My dissertation was focused on land acquisition and the origin of private land ownership in Russia during the late imperial period, including analysis of the ideas and narratives around the topic as well as the legal frameworks and practices. I worked in the archives and used critical discourse analysis to explore how the transformation in land ownership was perceived by different government officials, social groups, landless citizens, and peasant proprietors, what the land meant to them, and how they conceived of its ownership and the resulting consequences. Part of the analysis was to see how this discourse contrasted with and borrowed from the Western political thought about private property, social contract, and individual freedom, and how it shaped specifically Russian understanding of land ownership.

My first degree was in architecture in Vologda State Technical University and I was very interested in the topic of what makes the space ‘private’ or ‘public’. When I received Fulbright Graduate Fellowship and moved to the USA for my Master of Science in Architecture program, it finally clicked for me that what was standing behind the private/public space issue was directly related to who holds the right to land and it gave a new direction to my research in urban political geography. You could say it was a blend of architecture, urban planning, and political science that brought me to work on my PhD in a multidisciplinary program ‘Planning, Governance, and Globalization’ at Virginia Tech (USA).

As a research fellow at HSE I am continuing this topic but in the context of Post-Soviet period: What is our current understanding of land ownership and private property? How does it relate to the ideas and discussions in the late Russian empire which tried to introduce private ownership of land in 1906? Has the Land Code of 2002 about land privatization really introduced ‘private ownership’ in a common sense or are we living in some kind of a hybrid model?

I am planning to interview some of the experts who provided policy advice for this legislation and its implementation, and, while it’s more difficult and risky, I would also like to get interviews from people who participated in land appropriation, for example, real estate developers or large agricultural companies. There’s also a lot to be studied in terms of how the profit from land privatization circulate between urban and non-urban spaces, but this is a question for further research.

How does your stay at HSE help to develop your research?

I am very lucky to work at the Institute of Regional Studies and Urban Planning, as it has a strong analytical profile in the policy issues related to my research. This gives me access to many interviewees among experts and policymakers whom I would have a hard time reaching on my own, and moreover, it raises my credibility to work in Russia in general.

A first article on the theoretical part of my research was just published in a special issue of one European journal in geography and I am now starting to work on the interviews. It’s very important to formulate questions well, so as to gather the necessary information but also to be tactful and neutral as a researcher – and it’s quite a challenge to be neutral on this topic, knowing how many people have lost their land given what we know from our history and own experience.

What about social life at HSE?

Thanks to the events organized by International Faculty Support Unit in September and throughout the autumn I’ve met a lot of other young postdocs and tenure-track professors, and we meet quite often and regularly as a group. It’s nice to get such a social circle when you are new at the university, but it’s also been a very enriching experience in terms of discussing research.
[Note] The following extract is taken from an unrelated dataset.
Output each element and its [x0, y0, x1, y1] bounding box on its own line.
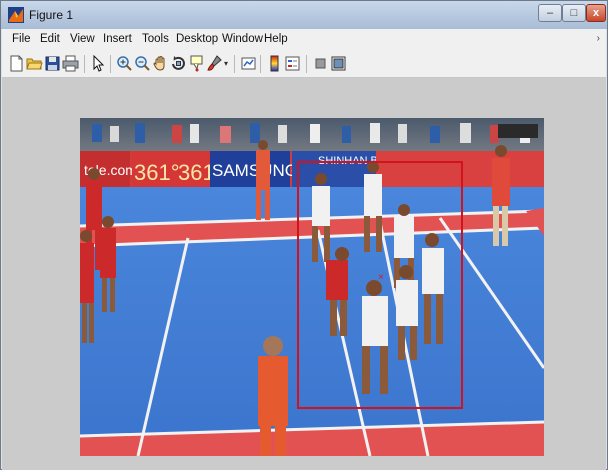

Everyone has unique expertise and research topics, and since most of them are interdisciplinary, we click well together and share ideas, see the limitations of our research, and discuss how best to take them into account etc. History, political economy, urban studies, sociology – all of our previous knowledge and current research combined, especially in a relaxed and friendly environment, provides good ground for discussions and, at least for me personally, is highly motivating. Being an academic researcher and belonging to such a lively community is very important to me, it’s a vital part of my identity. My Institute also very actively organizes and participates in roundtables and workshops, so there are many opportunities for professional discussion and networking in my field, starting from discussing issues about tactical urbanism, smart urbanism, and participatory planning, to policy recommendations in the sphere of social housing.

Do you work with students in some way?

Faculty of Urban and Regional Development at HSE has launched several long-term ‘workshops’ for students, dedicated to a wide range of research areas in the field of urbanism under the supervision of researchers. It’s an extracurricular activity and the results can be quite varied – a publication in a journal, or online, or a presentation at a conference or another type of event. It’s a way to create an informal learning space, based on the collective research. Me and my colleague Daniela Zupan also offered a topic for such a workshop titled ‘City in the Periphery’, to explore how spatial and power relations are perceived outside the capital, how the discourses of various urban planning innovations are circulated or implemented, how small cities try to keep their identity or create it anew. We have 13 students from the MA programme with whom we are meeting every two weeks and going to present our work at the April Conference this year - we’ll see how it goes!